Ratings2
Average rating2.5
2 stars, Metaphorosis reviews
Summary
A group of tourists on a pleasure cruise down the Nile set out to visit a local sight and get into trouble.
Review
I'm a fan of Conan Doyle, and think it's a shame most people don't get beyond the Sherlock Holmes books. However, A Desert Drama: Being the Tragedy of the Korosko is not the book with which to convince anyone.
I read this in the same day as Mark Twain's Tom Sawyer. Both books make use of ‘the n word'. However, Sawyer, despite being the older book by 30 years or so, comes across as a fairly innocent product of its times – the word is used and class distinctions are clear, but, in part because of its juvenile viewpoint, they're more observed than intended. Doyle's Desert Drama, however, comes across a fairly bigoted. It's an adult adventure, but comes across as shallower than Twain's children's book, and more bigoted. It manages to insult a whole host of people and religions without half trying.
I don't know anything about the provenance of the book, but I hope that Doyle wrote it without trying.

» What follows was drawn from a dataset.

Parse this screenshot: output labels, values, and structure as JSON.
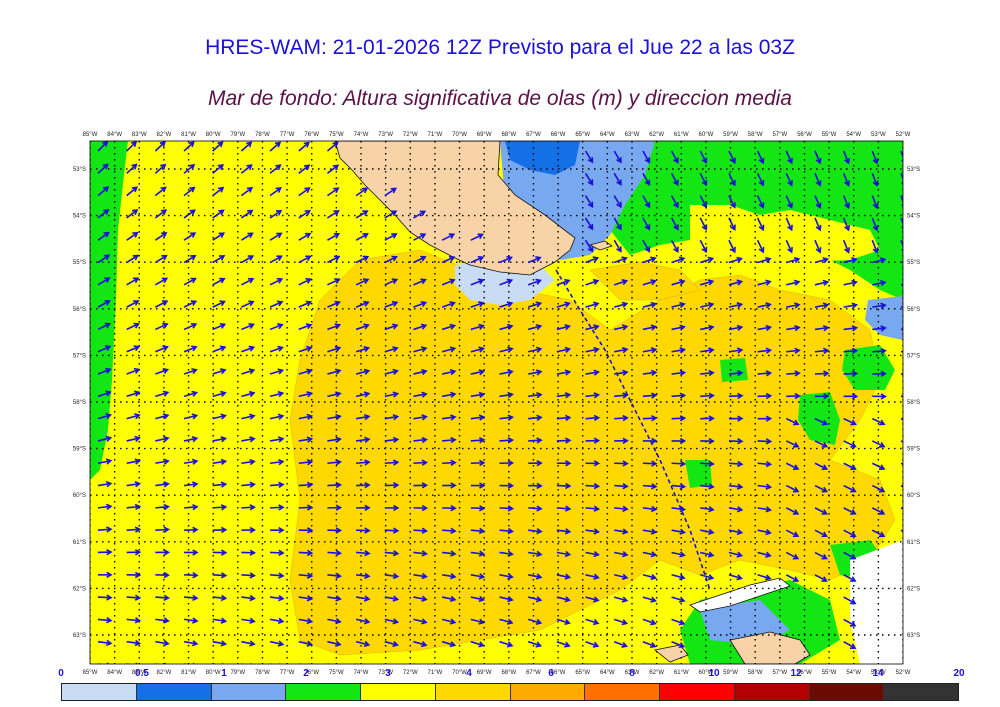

Certainly he doesn't seem to have put much effort into ... really any part of it. The characters are stock romantic drama figures who pretty much play the expected roles. Doyle's more ready to kill people off than you might expect, but heroes are heroes, villains are villains, whites and Europeans have natural virtue, etc. The plot moves smoothly enough, but there's not much to it, and it's hard to generate a lot of interest. Not boring, necessarily, but predictable and at times offensive.
Unless you really, really, want to read all of Doyle's books, skip this one.